An odd design question

I was inspired by another question on this forum and the number of 'surround' speaker drivers I have lying around.

Bass extension vs Cabinet volume: If I was to use a 3" woofer and 3" 'full range' driver in the same cabinet, cross them at say 800Hz, wouldn't the full range driver work as the woofer's passive radiator at low frequencies?
 
Yes, but unpredictably. The fullrange driver has a voice coil suspended in a magnetic field being shorted through the amplifier. How it reacts will be shaped by the damping of the back EMF. It's going to be bad regardless. A midrange/fullrange sharing the cabinet volume with the woofer is a recipe to severe distortion at the minimum and, likely, mechanical damage.

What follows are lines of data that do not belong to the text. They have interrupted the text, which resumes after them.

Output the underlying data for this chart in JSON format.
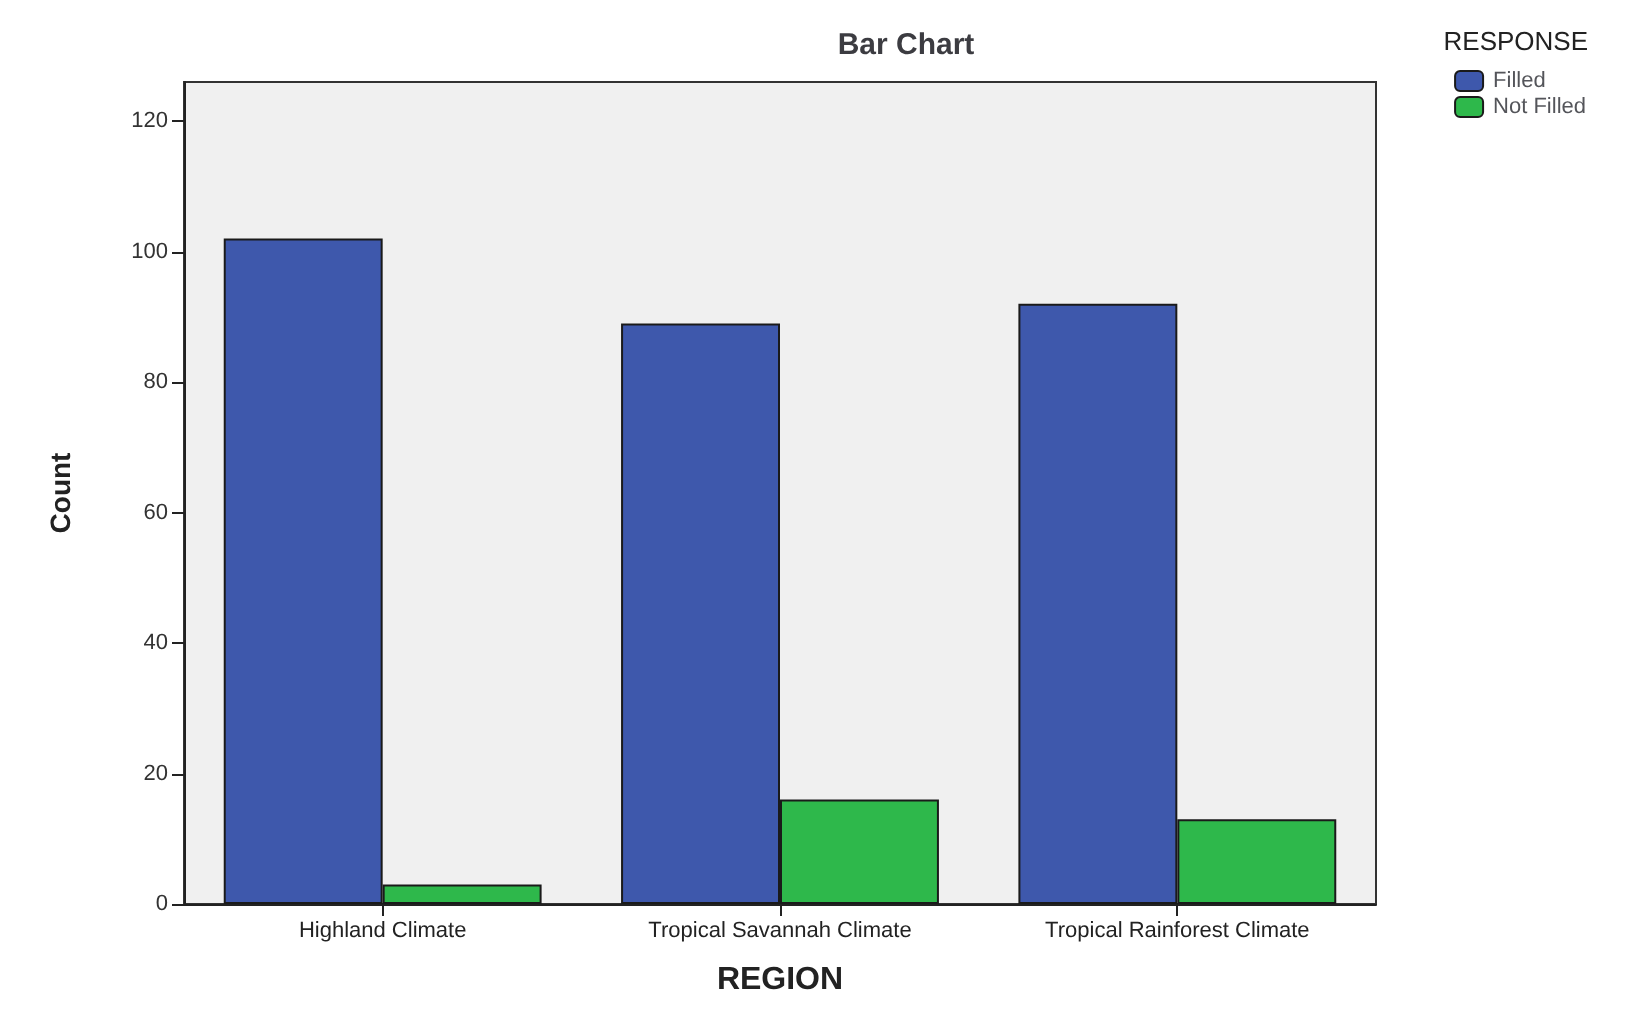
{
  "chart_data": {
    "type": "bar",
    "title": "Bar Chart",
    "xlabel": "REGION",
    "ylabel": "Count",
    "legend_title": "RESPONSE",
    "categories": [
      "Highland Climate",
      "Tropical Savannah Climate",
      "Tropical Rainforest Climate"
    ],
    "series": [
      {
        "name": "Filled",
        "color": "#3e58ac",
        "values": [
          102,
          89,
          92
        ]
      },
      {
        "name": "Not Filled",
        "color": "#2eb84b",
        "values": [
          3,
          16,
          13
        ]
      }
    ],
    "ylim": [
      0,
      126
    ],
    "yticks": [
      0,
      20,
      40,
      60,
      80,
      100,
      120
    ],
    "grid": false,
    "legend": "top right"
  }
}
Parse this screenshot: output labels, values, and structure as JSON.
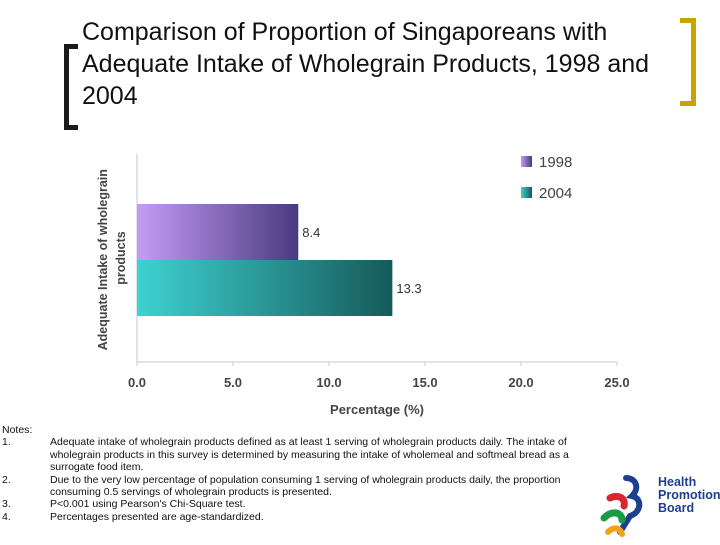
{
  "title": "Comparison of Proportion of Singaporeans with Adequate Intake of Wholegrain Products, 1998 and 2004",
  "chart_data": {
    "type": "bar",
    "orientation": "horizontal",
    "xlabel": "Percentage (%)",
    "ylabel": "Adequate Intake of wholegrain products",
    "xlim": [
      0,
      25
    ],
    "x_ticks": [
      "0.0",
      "5.0",
      "10.0",
      "15.0",
      "20.0",
      "25.0"
    ],
    "grid": false,
    "legend_position": "top-right",
    "series": [
      {
        "name": "1998",
        "values": [
          8.4
        ],
        "label": "8.4",
        "colors": [
          "#c49cf5",
          "#4a3a80"
        ]
      },
      {
        "name": "2004",
        "values": [
          13.3
        ],
        "label": "13.3",
        "colors": [
          "#3ed2d2",
          "#165a5a"
        ]
      }
    ]
  },
  "notes": {
    "heading": "Notes:",
    "items": [
      {
        "num": "1.",
        "text": "Adequate intake of wholegrain products defined as at least 1 serving of wholegrain products daily. The intake of wholegrain products in this survey is determined by measuring the intake of wholemeal and softmeal bread as a surrogate food item."
      },
      {
        "num": "2.",
        "text": "Due to the very low percentage of population consuming 1 serving of wholegrain products daily, the proportion consuming 0.5 servings of wholegrain products is presented."
      },
      {
        "num": "3.",
        "text": "P<0.001 using Pearson's Chi-Square test."
      },
      {
        "num": "4.",
        "text": "Percentages presented are age-standardized."
      }
    ]
  },
  "logo": {
    "line1": "Health",
    "line2": "Promotion",
    "line3": "Board"
  }
}
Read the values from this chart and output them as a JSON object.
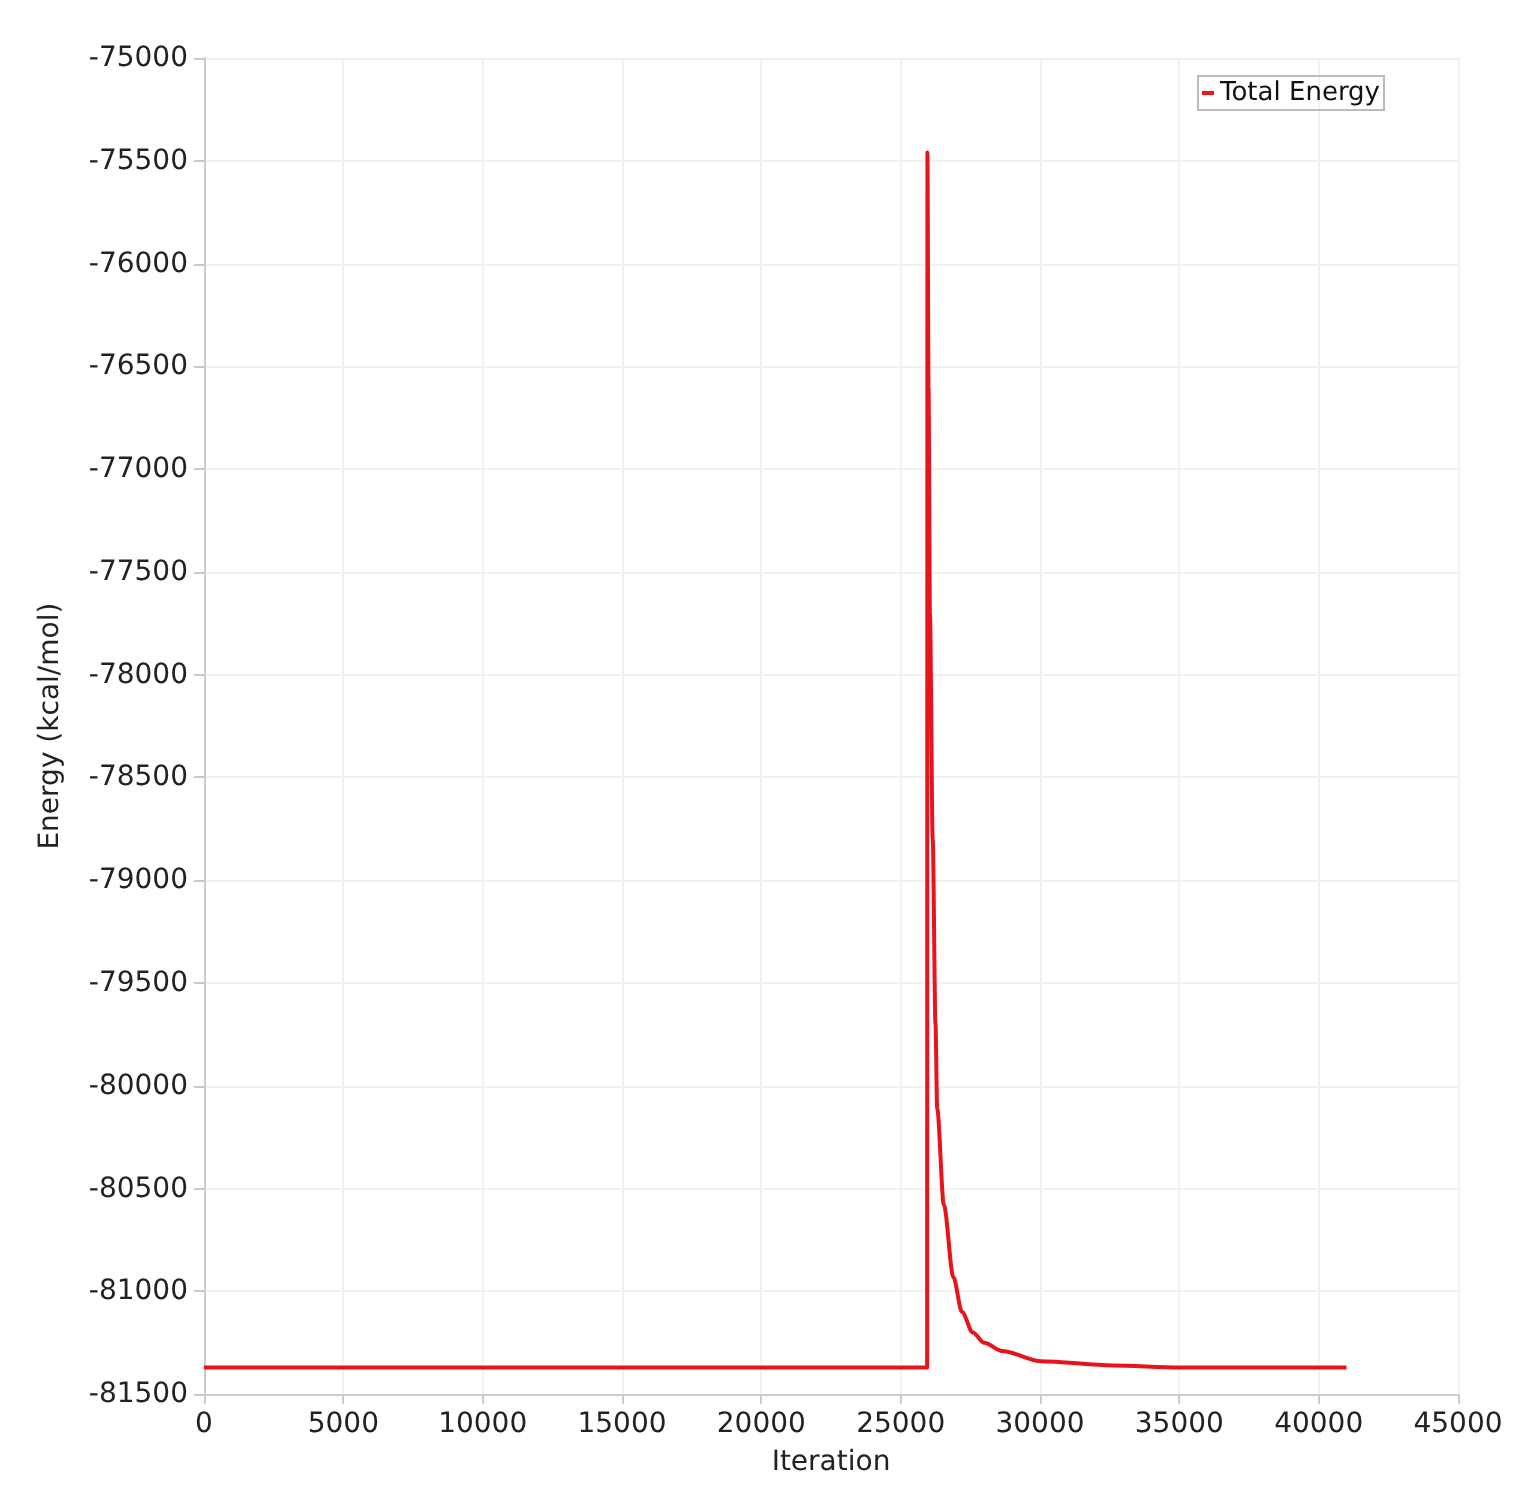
{
  "chart_data": {
    "type": "line",
    "xlabel": "Iteration",
    "ylabel": "Energy (kcal/mol)",
    "series": [
      {
        "name": "Total Energy",
        "color": "#e8141b",
        "x": [
          0,
          10000,
          20000,
          25950,
          25960,
          26000,
          26050,
          26150,
          26250,
          26310,
          26550,
          26890,
          27200,
          27590,
          28000,
          28640,
          30040,
          32610,
          35000,
          41000
        ],
        "values": [
          -81370,
          -81370,
          -81370,
          -81370,
          -75460,
          -76600,
          -77700,
          -78800,
          -79700,
          -80110,
          -80580,
          -80930,
          -81100,
          -81200,
          -81250,
          -81290,
          -81340,
          -81360,
          -81370,
          -81370
        ]
      }
    ],
    "xlim": [
      0,
      45000
    ],
    "xticks": [
      0,
      5000,
      10000,
      15000,
      20000,
      25000,
      30000,
      35000,
      40000,
      45000
    ],
    "ylim": [
      -81500,
      -75000
    ],
    "yticks": [
      -81500,
      -81000,
      -80500,
      -80000,
      -79500,
      -79000,
      -78500,
      -78000,
      -77500,
      -77000,
      -76500,
      -76000,
      -75500,
      -75000
    ],
    "grid": true,
    "legend": "top right",
    "marker": "none",
    "line_style": "solid"
  }
}
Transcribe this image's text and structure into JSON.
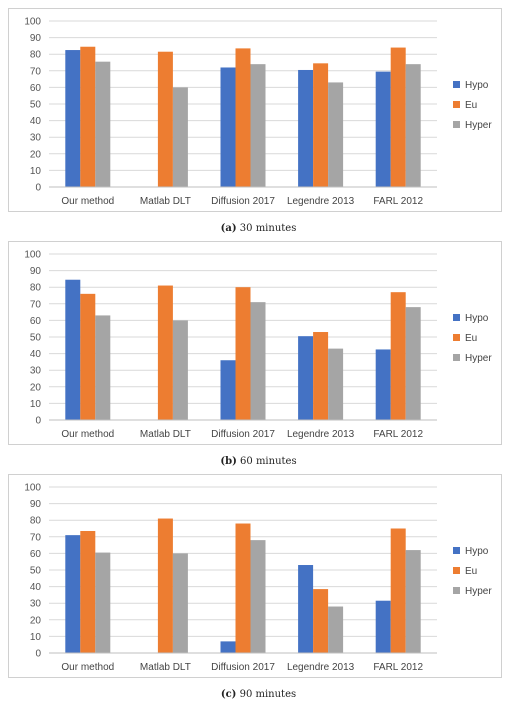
{
  "colors": {
    "Hypo": "#4472C4",
    "Eu": "#ED7D31",
    "Hyper": "#A5A5A5",
    "grid": "#d9d9d9"
  },
  "chart_data": [
    {
      "type": "bar",
      "categories": [
        "Our method",
        "Matlab DLT",
        "Diffusion 2017",
        "Legendre 2013",
        "FARL 2012"
      ],
      "series": [
        {
          "name": "Hypo",
          "values": [
            82.5,
            0,
            72,
            70.5,
            69.5
          ]
        },
        {
          "name": "Eu",
          "values": [
            84.5,
            81.5,
            83.5,
            74.5,
            84
          ]
        },
        {
          "name": "Hyper",
          "values": [
            75.5,
            60,
            74,
            63,
            74
          ]
        }
      ],
      "ylim": [
        0,
        100
      ],
      "yticks": [
        "0",
        "10",
        "20",
        "30",
        "40",
        "50",
        "60",
        "70",
        "80",
        "90",
        "100"
      ],
      "legend": "right",
      "grid": true,
      "caption_label": "(a)",
      "caption_text": "30 minutes"
    },
    {
      "type": "bar",
      "categories": [
        "Our method",
        "Matlab DLT",
        "Diffusion 2017",
        "Legendre 2013",
        "FARL 2012"
      ],
      "series": [
        {
          "name": "Hypo",
          "values": [
            84.5,
            0,
            36,
            50.5,
            42.5
          ]
        },
        {
          "name": "Eu",
          "values": [
            76,
            81,
            80,
            53,
            77
          ]
        },
        {
          "name": "Hyper",
          "values": [
            63,
            60,
            71,
            43,
            68
          ]
        }
      ],
      "ylim": [
        0,
        100
      ],
      "yticks": [
        "0",
        "10",
        "20",
        "30",
        "40",
        "50",
        "60",
        "70",
        "80",
        "90",
        "100"
      ],
      "legend": "right",
      "grid": true,
      "caption_label": "(b)",
      "caption_text": "60 minutes"
    },
    {
      "type": "bar",
      "categories": [
        "Our method",
        "Matlab DLT",
        "Diffusion 2017",
        "Legendre 2013",
        "FARL 2012"
      ],
      "series": [
        {
          "name": "Hypo",
          "values": [
            71,
            0,
            7,
            53,
            31.5
          ]
        },
        {
          "name": "Eu",
          "values": [
            73.5,
            81,
            78,
            38.5,
            75
          ]
        },
        {
          "name": "Hyper",
          "values": [
            60.5,
            60,
            68,
            28,
            62
          ]
        }
      ],
      "ylim": [
        0,
        100
      ],
      "yticks": [
        "0",
        "10",
        "20",
        "30",
        "40",
        "50",
        "60",
        "70",
        "80",
        "90",
        "100"
      ],
      "legend": "right",
      "grid": true,
      "caption_label": "(c)",
      "caption_text": "90 minutes"
    }
  ]
}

This reminds me that there have been a handful of commercial designs (small bluetooth speakers) that did use the fullrange driver as its own passive radiator. The driver as a whole was suspended in its own surround with the tune determined by the compliance and the mass of the entire driver. It's not a path to fidelity by far, but I thought it a clever way to go about it to keep things compact and inexpensive.
 
Will it act as a PR? No. Because the high-frequency driver isn’t passive, nor will be heavy enough to load it properly to actually help with bass, and the top driver will be attempting to play while it is being pumped, poked, and prodded by the low frequency driver, adding lots and lots of intermodulation distortion.
 
Ageed, although I think the main point is that for practical purposes, the wideband unit will to some extent (details depending on design specifics) end up being modulated by the other drive unit. I may be mistaken, but I don't think the OP is asking if the wideband could be used as a functional PBR, which isn't going to happen (not happily anyway 😉 ) -just whether that would occur in some way or other.